As a programmer, I have long cared deeply about having the latest, most powerful machine to do my work. If I am not left waiting for my tools to do their job, then I can more quickly do mine.
Recently, I have felt like I never have a powerful-enough machine. Running Docker for Mac brings even a $2000 or $3000 MacBook Pro (Intel) to its knees. Issues persist with Apple’s silicon as well, given that it’s relatively new so the software hasn’t fully caught up yet.
My most recent team at GitHub worked on an internal app. The app was made up of a series of different services. For development, we used Docker Compose to run a dev database, a Rails app, a webpack compiler, a background worker, and probably one or two things I have now forgotten. Running 4 or 5 services in development in Docker for Mac which were all polling for filesystem events from the host into a VM and into cgroups was a mess. After I upgraded to a machine with 64GB of RAM, this workflow became much better, but it was still a huge battery drain and would make the CPU red hot.
We were early experimenters of GitHub Codespaces. Codespaces natively supports Docker Compose, so setting things up was relatively easy. Once Codespaces became generally available, I migrated to use it. Every day, I woke my computer from sleep and reconnected to my Codespace in the browser. As I worked, I felt more productive than ever. Changes were instantly reflected. It felt like I had this supercomputer that I could access from anywhere.

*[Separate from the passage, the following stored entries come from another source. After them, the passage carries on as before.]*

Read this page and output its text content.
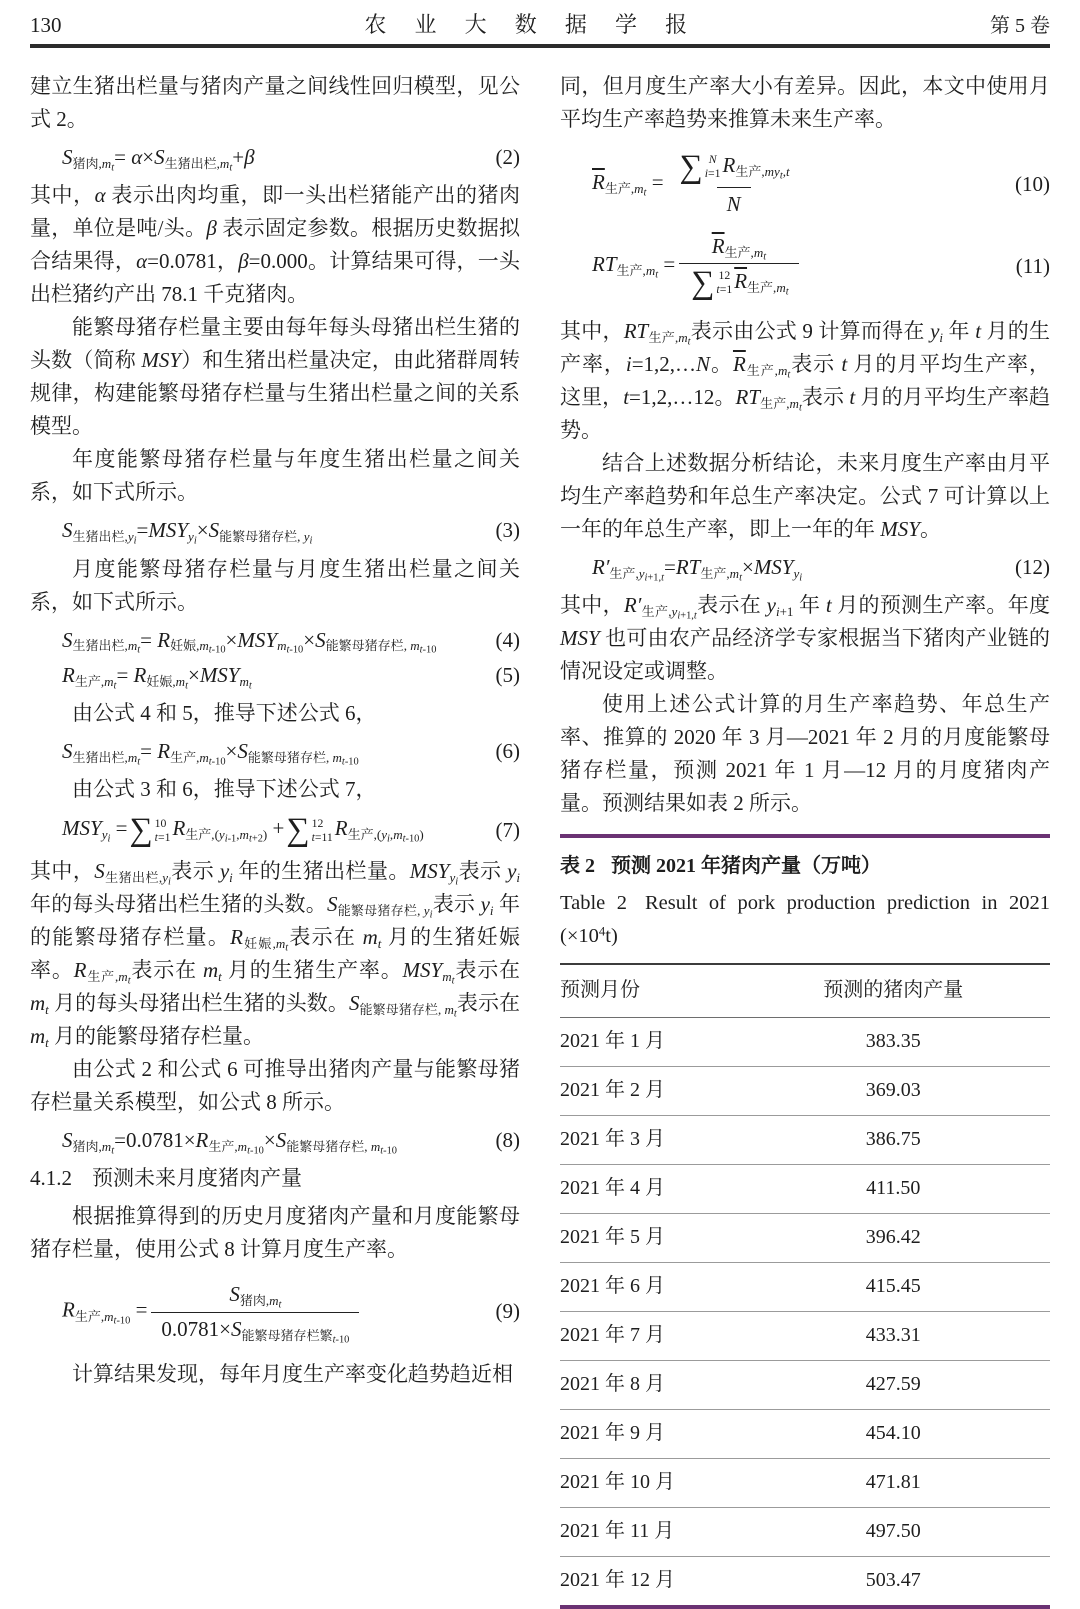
130	农 业 大 数 据 学 报	第 5 卷

建立生猪出栏量与猪肉产量之间线性回归模型，见公式 2。

$S_{猪肉,m_t}= \alpha\times S_{生猪出栏,m_t}+\beta$	(2)

其中，α 表示出肉均重，即一头出栏猪能产出的猪肉量，单位是吨/头。β 表示固定参数。根据历史数据拟合结果得，α=0.0781，β=0.000。计算结果可得，一头出栏猪约产出 78.1 千克猪肉。

能繁母猪存栏量主要由每年每头母猪出栏生猪的头数（简称 MSY）和生猪出栏量决定，由此猪群周转规律，构建能繁母猪存栏量与生猪出栏量之间的关系模型。

年度能繁母猪存栏量与年度生猪出栏量之间关系，如下式所示。

$S_{生猪出栏,y_i}=MSY_{y_i}\times S_{能繁母猪存栏, y_i}$	(3)

月度能繁母猪存栏量与月度生猪出栏量之间关系，如下式所示。

$S_{生猪出栏,m_t}= R_{妊娠,m_{t-10}}\times MSY_{m_{t-10}}\times S_{能繁母猪存栏, m_{t-10}}$	(4)
$R_{生产,m_t}= R_{妊娠,m_t}\times MSY_{m_t}$	(5)

由公式 4 和 5，推导下述公式 6，

$S_{生猪出栏,m_t}= R_{生产,m_{t-10}}\times S_{能繁母猪存栏, m_{t-10}}$	(6)

由公式 3 和 6，推导下述公式 7，

$MSY_{y_i}$ = ∑ 10
t=1 $R_{生产,(y_{i-1},m_{t+2})}$ + ∑ 12
t=11 $R_{生产,(y_i,m_{t-10})}$	(7)

其中，$S_{生猪出栏,y_i}$表示 $y_i$ 年的生猪出栏量。$MSY_{y_i}$表示 $y_i$ 年的每头母猪出栏生猪的头数。$S_{能繁母猪存栏, y_i}$表示 $y_i$ 年的能繁母猪存栏量。$R_{妊娠,m_t}$表示在 $m_t$ 月的生猪妊娠率。$R_{生产,m_t}$表示在 $m_t$ 月的生猪生产率。$MSY_{m_t}$表示在 $m_t$ 月的每头母猪出栏生猪的头数。$S_{能繁母猪存栏, m_t}$表示在 $m_t$ 月的能繁母猪存栏量。

由公式 2 和公式 6 可推导出猪肉产量与能繁母猪存栏量关系模型，如公式 8 所示。

$S_{猪肉,m_t}=0.0781\times R_{生产,m_{t-10}}\times S_{能繁母猪存栏, m_{t-10}}$	(8)
4.1.2 预测未来月度猪肉产量

根据推算得到的历史月度猪肉产量和月度能繁母猪存栏量，使用公式 8 计算月度生产率。

$R_{生产,m_{t-10}} = \frac{S_{猪肉,m_t}}{0.0781\times S_{能繁母猪存栏繁_{t-10}}}$	(9)

计算结果发现，每年月度生产率变化趋势趋近相

同，但月度生产率大小有差异。因此，本文中使用月平均生产率趋势来推算未来生产率。

$\overline{R}_{生产,m_t}$ = ∑ N
i=1 $R_{生产,my_t,t}$
N	(10)
$RT_{生产,m_t} = \overline{R}_{生产,m_t}$
∑ 12
t=1 $\overline{R}_{生产,m_t}$	(11)

其中，$RT_{生产,m_t}$表示由公式 9 计算而得在 $y_i$ 年 t 月的生产率，i=1,2,…N。$\overline{R}_{生产,m_t}$表示 t 月的月平均生产率，这里，t=1,2,…12。$RT_{生产,m_t}$表示 t 月的月平均生产率趋势。

结合上述数据分析结论，未来月度生产率由月平均生产率趋势和年总生产率决定。公式 7 可计算以上一年的年总生产率，即上一年的年 MSY。

$R'_{生产,y_{i+1,t}}=RT_{生产,m_t}\times MSY_{y_i}$	(12)

其中，$R'_{生产,y_{i+1,t}}$表示在 $y_{i+1}$ 年 t 月的预测生产率。年度 MSY 也可由农产品经济学专家根据当下猪肉产业链的情况设定或调整。

使用上述公式计算的月生产率趋势、年总生产率、推算的 2020 年 3 月—2021 年 2 月的月度能繁母猪存栏量，预测 2021 年 1 月—12 月的月度猪肉产量。预测结果如表 2 所示。

表 2 预测 2021 年猪肉产量（万吨）
Table 2 Result of pork production prediction in 2021 $(\times 10^4t)$
预测月份	预测的猪肉产量
2021 年 1 月	383.35
2021 年 2 月	369.03
2021 年 3 月	386.75
2021 年 4 月	411.50
2021 年 5 月	396.42
2021 年 6 月	415.45
2021 年 7 月	433.31
2021 年 8 月	427.59
2021 年 9 月	454.10
2021 年 10 月	471.81
2021 年 11 月	497.50
2021 年 12 月	503.47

A few months ago I began working at Google. Google is famous for its one monolithic codebase of billions of lines of code. No single machine could accomodate this amount of code, so they invented CitC, a cloud-based file system overlay of the monolithic codebase. Many Googlers have physical workstations at their office desks, but pandemic hires are instead given a virtual machine in the cloud. These machines are given the workstation treatment. I’m able to remotely access mine through a browser window as though it were a virtual monitor for the machine. The immense power of these VMs gives developers the ability to develop massive applications with relative ease. My experience at Google has only enhanced my delight for coding in the cloud.
Coding in the cloud can be cheaper too. Assuming approximately 246 working days per year (261 work days minus 15 days for vacation), a $3,000 machine would cost you roughly $4.06 per day of work over 3 years. Some companies refresh machines every 2 years, which raises that cost to $6.10/day. Codespaces currently costs $0.72/hour for 8 cores, and it automatically shuts off and stops billing for vCPU after 30 minutes. A normal 8 hour work day includes meetings and other non-coding work, so let’s assume you’re actively coding for about 5 hours per day, costing the business $3.60/day or roughly $2656.89 for the same 3 year working period. This is cheaper than your physical machine! They can give you a lightweight, inexpensive computer and you can do absolutely everything in the cloud. If you leave after 1 or 2 years, the company won’t need to spend the money for your Codespace, thus spending less on you than if they had given you a big, beefy machine during onboarding.
I’m sure there are many specific edge-cases I didn’t account for which might sway the financials one way or the other, but this remains true: working in the cloud allows scalability and flexibility in today’s fast-paced world, and offers true developer delight.